Pandemic Darling No More: Peloton’s Dramatic Crash In 4 Charts



It has a long way to go to recover after the stock rebounded Friday.

The images are by Ezra Shaw.

The ride that Peloton shares are on is getting worse. The stock plunged on Thursday, wiping out billions in market value, after it was reported that the company would temporarily halt production of its bikes and treadmills.
The news was first reported by CNBC and came as Peloton was trying to cut costs.

The CEO of the company denied the report late on Thursday in a letter to employees.

The information the media has obtained is incomplete, out of context, and not reflective of the strategy of the company. The company had a slight increase in revenue from last quarter, which hit $1.1 billion.

On Friday, the shares went up 10% to $27 per share. The stock is down more than 20% this month and is still near its lows.
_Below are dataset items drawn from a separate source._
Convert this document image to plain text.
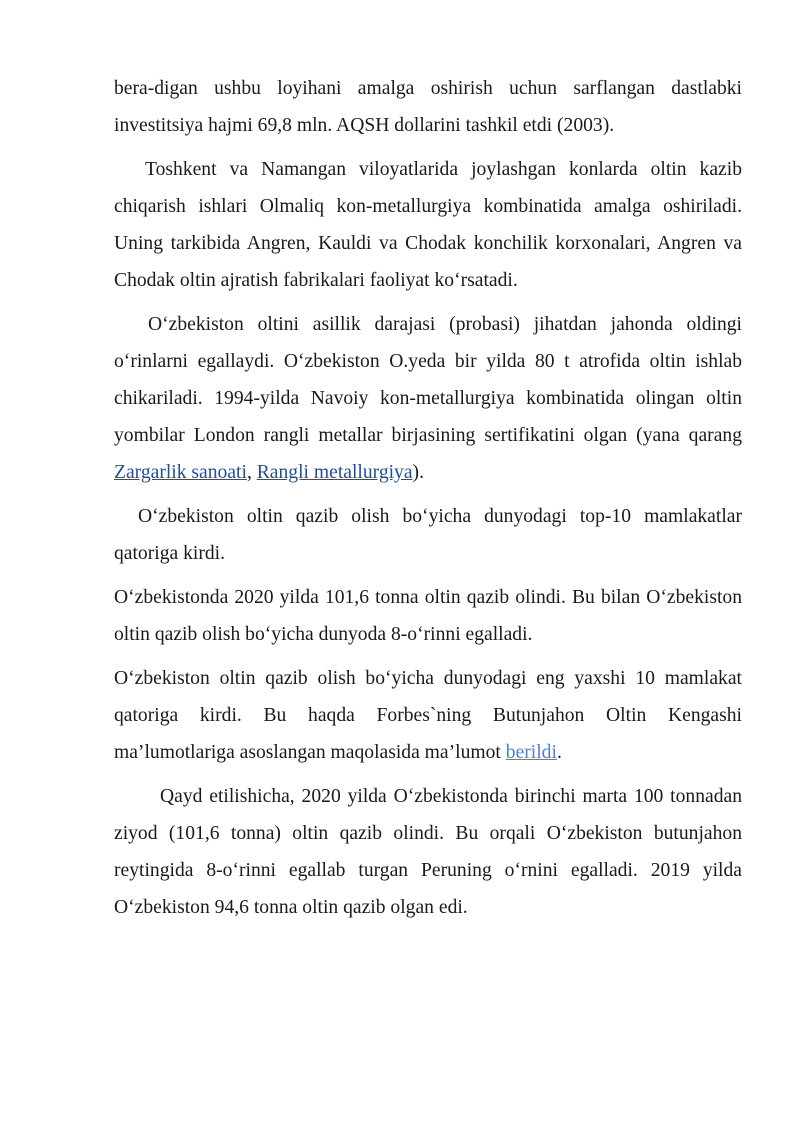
bera-digan ushbu loyihani amalga oshirish uchun sarflangan dastlabki investitsiya hajmi 69,8 mln. AQSH dollarini tashkil etdi (2003).

Toshkent va Namangan viloyatlarida joylashgan konlarda oltin kazib chiqarish ishlari Olmaliq kon-metallurgiya kombinatida amalga oshiriladi. Uning tarkibida Angren, Kauldi va Chodak konchilik korxonalari, Angren va Chodak oltin ajratish fabrikalari faoliyat ko‘rsatadi.

O‘zbekiston oltini asillik darajasi (probasi) jihatdan jahonda oldingi o‘rinlarni egallaydi. O‘zbekiston O.yeda bir yilda 80 t atrofida oltin ishlab chikariladi. 1994-yilda Navoiy kon-metallurgiya kombinatida olingan oltin yombilar London rangli metallar birjasining sertifikatini olgan (yana qarang Zargarlik sanoati, Rangli metallurgiya).

O‘zbekiston oltin qazib olish bo‘yicha dunyodagi top-10 mamlakatlar qatoriga kirdi.

O‘zbekistonda 2020 yilda 101,6 tonna oltin qazib olindi. Bu bilan O‘zbekiston oltin qazib olish bo‘yicha dunyoda 8-o‘rinni egalladi.

O‘zbekiston oltin qazib olish bo‘yicha dunyodagi eng yaxshi 10 mamlakat qatoriga kirdi. Bu haqda Forbes`ning Butunjahon Oltin Kengashi ma’lumotlariga asoslangan maqolasida ma’lumot berildi.

Qayd etilishicha, 2020 yilda O‘zbekistonda birinchi marta 100 tonnadan ziyod (101,6 tonna) oltin qazib olindi. Bu orqali O‘zbekiston butunjahon reytingida 8-o‘rinni egallab turgan Peruning o‘rnini egalladi. 2019 yilda O‘zbekiston 94,6 tonna oltin qazib olgan edi.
The stock crashed back down to Earth.

Ycharts.

Peloton saw huge demand from customers who were stuck at home in 2020, with shares going up 440%. It was not easy to match that banner year, as the company's stock fell over 70% in 2021. The company has had to slash prices for its exercise bikes and other products due to slowing demand.
Things got worse in November when shares plunged after the company reported lackluster earnings. The company slashed its sales forecasts.

The net worth of the CEO plunged with the stock. The first time he appeared on the Forbes billionaires list, he had a net worth of 1.5 billion.
According to Forbes, the chief lost his billionaire status in November as his net worth fell to around $900 million. His fortune is now $400 million, after his stock fell in recent months.

The company went public with an $8 billion valuation. The company didn't start out as profitable, but the demand for vaccine in April 2020 helped it grow. As demand slowed, the losses took hold.
With the company having underestimated post-pandemic demand for its at- home fitness products, it is struggling to get rid of a large inventory of bikes and treadmills.

The market valuation of Peloton has taken a huge hit. The company had a market cap of $50 billion in January 2021.

It is almost back to its IPO valuation.

Ycharts.

The company's CEO, and former billionaire, remains undeterred: "We are taking significant corrective actions to improve our profitability outlook and maximize our costs across the company." The improvements include gross margin improvements, moving to a more variable cost structure, and identifying reductions in operating expenses as we build a more focused Peloton.

According to a note Friday from Scott Devitt, an analyst from Stifel, the company's future is still bright. The closing price of the stock was below pre-pandemic levels in February 2020. The stock should be valued more because of the larger subscriber base and subscriber additions which are out of line with prior levels, according to Devitt.